A pergunta pairou no ar. Cada segundo pesando como horas.
Márcia encarava Inês com uma intensidade descomunal. A bruxa se sentiu despida, era como se o olhar da detetive pudesse atravessá-la. A jovem procurava nos olhos da mulher a sua frente a certeza, a verdade, a confiança que precisava. Márcia deixou seu olhar cair para a mão de Inês, a sua espera.
"Isso não tá acontecendo." A detetive se pôs de pé, sem olhar novamente para a bruxa, envolvendo seu corpo com a manta.
- Bom - começou Inês, fechando a mão com a certeza de que o ar era tudo o que a palma tocaria - eu vou tomar isso como um não... - A jovem parou na janela, inclinou seu corpo para frente e inspirou tão fundo que sentiu como se seus pulmões fossem aguentar - obrigada pelo seu tempo, Detetive! - Inês se colocou de pé e estava prestes a se transformar quando o grito agoniado da jovem a parou.
- Márcia? - Inês a chamou, se aproximando, mas ela não parou de gritar - Marcia?! - a bruxa chamou mais alto e segurou seus ombros, colocando a mais nova de frente para ela. O grito cessou. - o que aconteceu?
- Eu quero acordar. Eu quero acordar! Chega desse pesadelo! Não existe corpo seco, não existe Bradador, não existe porra de Cuca nenhuma! O Eric ficou louco e sumiu na floresta! E eu to ficando doida e você quer me levar pro meio da floresta também? Você não, você não existe! Eu! Meu pesade...

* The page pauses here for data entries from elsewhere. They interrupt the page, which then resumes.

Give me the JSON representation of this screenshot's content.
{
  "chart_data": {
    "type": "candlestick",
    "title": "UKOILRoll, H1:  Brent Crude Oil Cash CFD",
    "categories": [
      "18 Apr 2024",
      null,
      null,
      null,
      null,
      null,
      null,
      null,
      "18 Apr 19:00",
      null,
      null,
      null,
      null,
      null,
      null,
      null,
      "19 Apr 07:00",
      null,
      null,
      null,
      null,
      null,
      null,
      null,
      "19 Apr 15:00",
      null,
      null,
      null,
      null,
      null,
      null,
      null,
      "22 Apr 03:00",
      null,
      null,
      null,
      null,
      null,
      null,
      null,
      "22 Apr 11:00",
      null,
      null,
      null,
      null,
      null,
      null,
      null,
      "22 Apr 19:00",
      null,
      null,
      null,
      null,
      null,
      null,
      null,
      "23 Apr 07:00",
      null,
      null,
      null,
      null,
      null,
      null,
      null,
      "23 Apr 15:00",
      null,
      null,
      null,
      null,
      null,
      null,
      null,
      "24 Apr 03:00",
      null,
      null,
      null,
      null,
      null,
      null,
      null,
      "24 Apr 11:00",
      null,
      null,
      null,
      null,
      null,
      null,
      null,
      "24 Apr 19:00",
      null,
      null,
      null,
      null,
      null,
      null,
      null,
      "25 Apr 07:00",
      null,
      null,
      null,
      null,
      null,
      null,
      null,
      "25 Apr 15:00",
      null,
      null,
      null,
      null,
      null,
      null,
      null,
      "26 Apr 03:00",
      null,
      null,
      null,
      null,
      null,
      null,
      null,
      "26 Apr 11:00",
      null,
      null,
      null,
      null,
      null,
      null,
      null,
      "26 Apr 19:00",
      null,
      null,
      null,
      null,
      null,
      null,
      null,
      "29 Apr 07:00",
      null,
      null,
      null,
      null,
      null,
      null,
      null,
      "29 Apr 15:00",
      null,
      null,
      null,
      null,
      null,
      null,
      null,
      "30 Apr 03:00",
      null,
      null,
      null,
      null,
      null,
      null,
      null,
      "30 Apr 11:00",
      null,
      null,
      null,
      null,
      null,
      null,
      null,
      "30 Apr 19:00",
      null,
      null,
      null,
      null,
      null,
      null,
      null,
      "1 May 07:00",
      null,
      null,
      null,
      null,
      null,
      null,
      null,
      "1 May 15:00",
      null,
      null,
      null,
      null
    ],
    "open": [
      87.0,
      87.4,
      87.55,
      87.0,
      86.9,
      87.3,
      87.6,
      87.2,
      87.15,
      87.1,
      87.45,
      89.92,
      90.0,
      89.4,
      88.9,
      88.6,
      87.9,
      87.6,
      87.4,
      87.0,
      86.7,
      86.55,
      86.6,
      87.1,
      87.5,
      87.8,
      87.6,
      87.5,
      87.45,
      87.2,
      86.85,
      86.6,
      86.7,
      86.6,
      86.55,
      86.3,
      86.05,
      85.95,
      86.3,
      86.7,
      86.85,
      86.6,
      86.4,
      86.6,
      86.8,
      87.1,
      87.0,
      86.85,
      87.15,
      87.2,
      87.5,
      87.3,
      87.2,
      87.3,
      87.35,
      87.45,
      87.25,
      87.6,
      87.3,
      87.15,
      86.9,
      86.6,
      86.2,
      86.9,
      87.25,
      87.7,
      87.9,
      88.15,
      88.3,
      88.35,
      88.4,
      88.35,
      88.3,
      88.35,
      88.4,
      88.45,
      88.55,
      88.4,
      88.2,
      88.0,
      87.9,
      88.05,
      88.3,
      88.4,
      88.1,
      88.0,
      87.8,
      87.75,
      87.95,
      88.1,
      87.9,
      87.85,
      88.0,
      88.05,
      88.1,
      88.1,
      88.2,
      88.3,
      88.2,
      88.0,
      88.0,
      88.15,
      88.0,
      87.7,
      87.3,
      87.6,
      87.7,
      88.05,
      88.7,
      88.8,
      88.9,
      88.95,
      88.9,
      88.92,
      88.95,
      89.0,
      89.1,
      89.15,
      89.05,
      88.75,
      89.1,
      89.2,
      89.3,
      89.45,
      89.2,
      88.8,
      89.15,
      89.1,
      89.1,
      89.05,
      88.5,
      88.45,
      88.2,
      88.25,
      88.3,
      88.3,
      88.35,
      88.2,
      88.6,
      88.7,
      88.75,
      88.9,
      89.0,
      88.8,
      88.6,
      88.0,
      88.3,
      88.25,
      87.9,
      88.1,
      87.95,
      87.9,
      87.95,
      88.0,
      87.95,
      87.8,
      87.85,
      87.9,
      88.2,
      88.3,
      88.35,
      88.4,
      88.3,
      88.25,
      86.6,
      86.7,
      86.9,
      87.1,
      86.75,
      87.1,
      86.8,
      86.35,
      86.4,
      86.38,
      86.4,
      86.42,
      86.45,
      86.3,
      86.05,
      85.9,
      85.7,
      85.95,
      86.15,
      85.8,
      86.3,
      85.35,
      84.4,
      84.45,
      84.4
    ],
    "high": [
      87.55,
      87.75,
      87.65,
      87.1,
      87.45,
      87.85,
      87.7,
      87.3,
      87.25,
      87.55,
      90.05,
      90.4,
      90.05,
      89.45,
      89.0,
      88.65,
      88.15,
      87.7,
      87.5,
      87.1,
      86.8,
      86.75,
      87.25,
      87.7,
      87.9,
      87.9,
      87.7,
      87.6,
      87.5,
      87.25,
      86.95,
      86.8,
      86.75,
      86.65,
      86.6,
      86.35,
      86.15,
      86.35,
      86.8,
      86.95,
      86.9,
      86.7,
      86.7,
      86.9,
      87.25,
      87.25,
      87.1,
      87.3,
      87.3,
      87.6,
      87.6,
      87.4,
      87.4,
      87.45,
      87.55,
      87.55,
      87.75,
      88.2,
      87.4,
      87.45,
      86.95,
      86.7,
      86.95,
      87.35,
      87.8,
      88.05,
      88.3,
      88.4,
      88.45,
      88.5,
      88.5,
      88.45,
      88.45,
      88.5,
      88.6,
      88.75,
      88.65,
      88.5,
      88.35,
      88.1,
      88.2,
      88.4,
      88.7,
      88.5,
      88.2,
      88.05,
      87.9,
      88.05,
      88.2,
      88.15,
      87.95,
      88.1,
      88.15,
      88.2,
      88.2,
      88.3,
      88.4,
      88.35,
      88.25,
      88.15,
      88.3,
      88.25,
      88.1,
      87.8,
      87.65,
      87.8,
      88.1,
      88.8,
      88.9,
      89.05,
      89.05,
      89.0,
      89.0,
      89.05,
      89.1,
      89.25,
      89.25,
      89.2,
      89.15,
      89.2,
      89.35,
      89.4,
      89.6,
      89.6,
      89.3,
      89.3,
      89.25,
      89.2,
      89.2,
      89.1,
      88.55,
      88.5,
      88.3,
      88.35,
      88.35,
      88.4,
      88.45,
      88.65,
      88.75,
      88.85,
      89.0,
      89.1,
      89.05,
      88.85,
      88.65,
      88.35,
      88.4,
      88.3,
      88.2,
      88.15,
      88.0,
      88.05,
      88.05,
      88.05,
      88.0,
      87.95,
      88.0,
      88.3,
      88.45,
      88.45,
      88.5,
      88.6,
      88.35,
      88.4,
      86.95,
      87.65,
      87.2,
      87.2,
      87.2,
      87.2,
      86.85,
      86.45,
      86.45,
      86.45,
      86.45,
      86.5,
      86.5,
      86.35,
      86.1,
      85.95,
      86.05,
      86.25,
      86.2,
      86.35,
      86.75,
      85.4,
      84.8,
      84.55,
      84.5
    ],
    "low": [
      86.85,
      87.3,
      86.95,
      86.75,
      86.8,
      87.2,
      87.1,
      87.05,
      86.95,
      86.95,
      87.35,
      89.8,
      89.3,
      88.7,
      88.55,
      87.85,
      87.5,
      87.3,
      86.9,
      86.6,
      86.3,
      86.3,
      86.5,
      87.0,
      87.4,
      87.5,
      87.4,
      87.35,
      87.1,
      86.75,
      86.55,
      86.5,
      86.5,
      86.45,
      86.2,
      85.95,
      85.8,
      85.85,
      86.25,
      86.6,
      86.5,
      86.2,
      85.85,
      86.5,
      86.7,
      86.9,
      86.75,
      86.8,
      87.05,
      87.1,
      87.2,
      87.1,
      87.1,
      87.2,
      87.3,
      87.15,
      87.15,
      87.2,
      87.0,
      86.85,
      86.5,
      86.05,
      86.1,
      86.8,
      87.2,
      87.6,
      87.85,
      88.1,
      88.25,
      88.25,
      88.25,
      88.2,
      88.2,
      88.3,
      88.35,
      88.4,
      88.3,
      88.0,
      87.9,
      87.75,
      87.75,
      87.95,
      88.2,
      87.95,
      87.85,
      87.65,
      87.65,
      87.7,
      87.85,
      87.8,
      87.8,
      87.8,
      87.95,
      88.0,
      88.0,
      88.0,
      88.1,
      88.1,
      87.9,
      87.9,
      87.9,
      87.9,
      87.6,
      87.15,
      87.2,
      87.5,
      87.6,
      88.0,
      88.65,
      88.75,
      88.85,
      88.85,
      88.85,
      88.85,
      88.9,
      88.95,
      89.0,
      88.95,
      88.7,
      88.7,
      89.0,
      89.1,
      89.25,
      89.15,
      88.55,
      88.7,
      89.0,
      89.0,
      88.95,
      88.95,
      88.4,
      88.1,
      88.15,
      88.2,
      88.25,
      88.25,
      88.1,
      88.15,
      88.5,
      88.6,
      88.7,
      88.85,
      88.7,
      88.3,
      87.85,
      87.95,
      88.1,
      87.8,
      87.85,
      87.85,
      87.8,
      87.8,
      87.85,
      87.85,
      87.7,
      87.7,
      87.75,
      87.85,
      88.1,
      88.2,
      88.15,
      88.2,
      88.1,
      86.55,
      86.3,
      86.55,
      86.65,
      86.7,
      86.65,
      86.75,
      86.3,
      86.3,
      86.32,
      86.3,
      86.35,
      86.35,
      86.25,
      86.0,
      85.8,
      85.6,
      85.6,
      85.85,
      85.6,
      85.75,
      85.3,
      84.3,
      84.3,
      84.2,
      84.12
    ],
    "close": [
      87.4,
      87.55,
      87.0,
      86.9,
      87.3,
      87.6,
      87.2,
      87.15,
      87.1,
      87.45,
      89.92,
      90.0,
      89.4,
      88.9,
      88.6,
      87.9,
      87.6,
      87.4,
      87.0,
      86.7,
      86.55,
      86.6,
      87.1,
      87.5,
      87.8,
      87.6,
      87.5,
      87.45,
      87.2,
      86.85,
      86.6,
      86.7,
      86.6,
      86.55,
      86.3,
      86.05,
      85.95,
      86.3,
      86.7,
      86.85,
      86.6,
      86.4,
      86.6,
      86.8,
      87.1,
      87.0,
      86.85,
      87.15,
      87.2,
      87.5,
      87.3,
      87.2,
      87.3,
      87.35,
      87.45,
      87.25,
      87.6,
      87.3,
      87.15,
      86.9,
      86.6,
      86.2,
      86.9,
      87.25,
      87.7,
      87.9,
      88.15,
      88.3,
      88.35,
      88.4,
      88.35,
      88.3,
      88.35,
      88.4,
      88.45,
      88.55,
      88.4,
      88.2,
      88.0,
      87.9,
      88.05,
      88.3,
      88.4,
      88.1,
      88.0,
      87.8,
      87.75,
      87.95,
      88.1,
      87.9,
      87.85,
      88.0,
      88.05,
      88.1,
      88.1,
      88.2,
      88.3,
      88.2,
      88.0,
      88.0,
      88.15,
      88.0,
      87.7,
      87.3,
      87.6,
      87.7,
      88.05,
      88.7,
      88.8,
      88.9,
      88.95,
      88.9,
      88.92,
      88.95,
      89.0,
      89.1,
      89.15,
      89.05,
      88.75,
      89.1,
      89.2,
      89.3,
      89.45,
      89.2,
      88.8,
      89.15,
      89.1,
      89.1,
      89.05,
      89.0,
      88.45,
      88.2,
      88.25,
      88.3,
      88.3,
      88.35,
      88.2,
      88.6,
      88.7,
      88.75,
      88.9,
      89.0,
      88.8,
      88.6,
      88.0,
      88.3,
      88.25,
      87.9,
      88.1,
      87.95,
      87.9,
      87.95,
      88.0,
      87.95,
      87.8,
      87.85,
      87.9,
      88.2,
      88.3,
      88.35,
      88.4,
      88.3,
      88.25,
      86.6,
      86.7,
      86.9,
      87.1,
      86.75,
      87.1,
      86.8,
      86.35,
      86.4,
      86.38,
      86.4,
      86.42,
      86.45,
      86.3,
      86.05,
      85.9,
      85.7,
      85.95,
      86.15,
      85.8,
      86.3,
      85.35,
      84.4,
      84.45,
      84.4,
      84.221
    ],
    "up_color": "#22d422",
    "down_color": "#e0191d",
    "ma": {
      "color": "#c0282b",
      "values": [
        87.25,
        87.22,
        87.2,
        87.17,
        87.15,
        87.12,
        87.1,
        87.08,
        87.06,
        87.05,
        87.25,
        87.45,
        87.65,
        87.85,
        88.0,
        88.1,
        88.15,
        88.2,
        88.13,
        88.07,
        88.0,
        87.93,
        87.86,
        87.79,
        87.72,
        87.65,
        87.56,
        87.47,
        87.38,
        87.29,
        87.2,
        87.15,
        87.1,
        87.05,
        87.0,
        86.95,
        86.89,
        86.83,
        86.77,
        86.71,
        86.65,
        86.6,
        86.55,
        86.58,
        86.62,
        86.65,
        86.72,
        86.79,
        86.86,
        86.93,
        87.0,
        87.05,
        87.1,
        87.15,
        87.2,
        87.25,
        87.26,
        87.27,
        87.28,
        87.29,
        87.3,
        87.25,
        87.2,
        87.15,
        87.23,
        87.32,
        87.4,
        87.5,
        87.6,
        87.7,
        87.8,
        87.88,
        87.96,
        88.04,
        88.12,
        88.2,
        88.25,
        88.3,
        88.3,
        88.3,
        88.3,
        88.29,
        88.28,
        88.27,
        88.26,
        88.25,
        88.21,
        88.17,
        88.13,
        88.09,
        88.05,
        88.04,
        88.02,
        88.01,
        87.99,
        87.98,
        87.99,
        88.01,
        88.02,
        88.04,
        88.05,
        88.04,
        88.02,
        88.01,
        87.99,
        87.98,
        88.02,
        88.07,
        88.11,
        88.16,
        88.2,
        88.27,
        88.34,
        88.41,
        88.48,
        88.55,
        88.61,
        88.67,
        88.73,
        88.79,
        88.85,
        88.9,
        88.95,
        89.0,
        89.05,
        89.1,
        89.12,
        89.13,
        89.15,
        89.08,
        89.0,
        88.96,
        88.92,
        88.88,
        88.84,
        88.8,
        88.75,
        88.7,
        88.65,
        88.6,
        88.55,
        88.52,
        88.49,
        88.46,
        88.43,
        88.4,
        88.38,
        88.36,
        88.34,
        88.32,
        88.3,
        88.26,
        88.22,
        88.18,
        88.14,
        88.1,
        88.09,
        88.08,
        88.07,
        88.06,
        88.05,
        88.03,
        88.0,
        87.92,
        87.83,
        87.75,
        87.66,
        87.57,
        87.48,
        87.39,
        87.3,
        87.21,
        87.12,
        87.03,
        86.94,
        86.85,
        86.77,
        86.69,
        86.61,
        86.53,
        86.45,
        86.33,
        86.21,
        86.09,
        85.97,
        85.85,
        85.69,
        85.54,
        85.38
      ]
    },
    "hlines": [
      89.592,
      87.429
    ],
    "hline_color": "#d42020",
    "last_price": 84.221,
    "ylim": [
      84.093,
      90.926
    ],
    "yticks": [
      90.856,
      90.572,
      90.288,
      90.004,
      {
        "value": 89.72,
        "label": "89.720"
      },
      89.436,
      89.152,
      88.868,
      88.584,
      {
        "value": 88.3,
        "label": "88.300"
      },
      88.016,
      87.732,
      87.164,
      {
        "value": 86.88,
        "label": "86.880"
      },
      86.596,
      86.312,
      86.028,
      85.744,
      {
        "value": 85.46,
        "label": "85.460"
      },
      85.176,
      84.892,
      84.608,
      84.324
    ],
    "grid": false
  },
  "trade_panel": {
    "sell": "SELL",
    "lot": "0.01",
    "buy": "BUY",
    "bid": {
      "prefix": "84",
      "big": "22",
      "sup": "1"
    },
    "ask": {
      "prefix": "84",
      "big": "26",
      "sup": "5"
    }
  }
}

- Márcia! - a bruxa apertou os braços da detetive com mais força do que pretendia, mas o desespero da jovem lhe deixou atordoada. - Eu sou real. Nós somos tão reais quanto você, Márcia. Meu coração bate como o seu. - disse, levando a mão da detetive ao seu peito, seu coração batia forte - Meu corpo é real como o seu. - levou a outra mão da jovem ao encontro de sua cintura. A manta que cobria Márcia caiu sobre seus pés, revelando o corpo nu da moça, mas dessa vez Inês não desviou seu olhar dos olhos da jovem - Minha respiração é quente como a sua - a bruxa deu mais um passo em direção à detetive, extinguindo o espaço que havia entre seus corpos. Seus lábios estavam a centímetros de distância, mais uma vez. O hálito suave da entidade preencheu as narinas de Márcia. A mais nova estava ofegante. Seu coração estava tão acelerado que pôde sentir o sangue correr por suas veias, tinha certeza que Inês podia sentir a batida forte também. O olhar de Márcia caiu sobre os lábios cor de morango da bruxa, eles pareciam lhe convidar. Um convite irresistível. Seus lábios se aproximaram cada vez mais, os centímetros de distância rapidamente se transformaram em milímetros. Inês fechou os olhos na iminência do contato...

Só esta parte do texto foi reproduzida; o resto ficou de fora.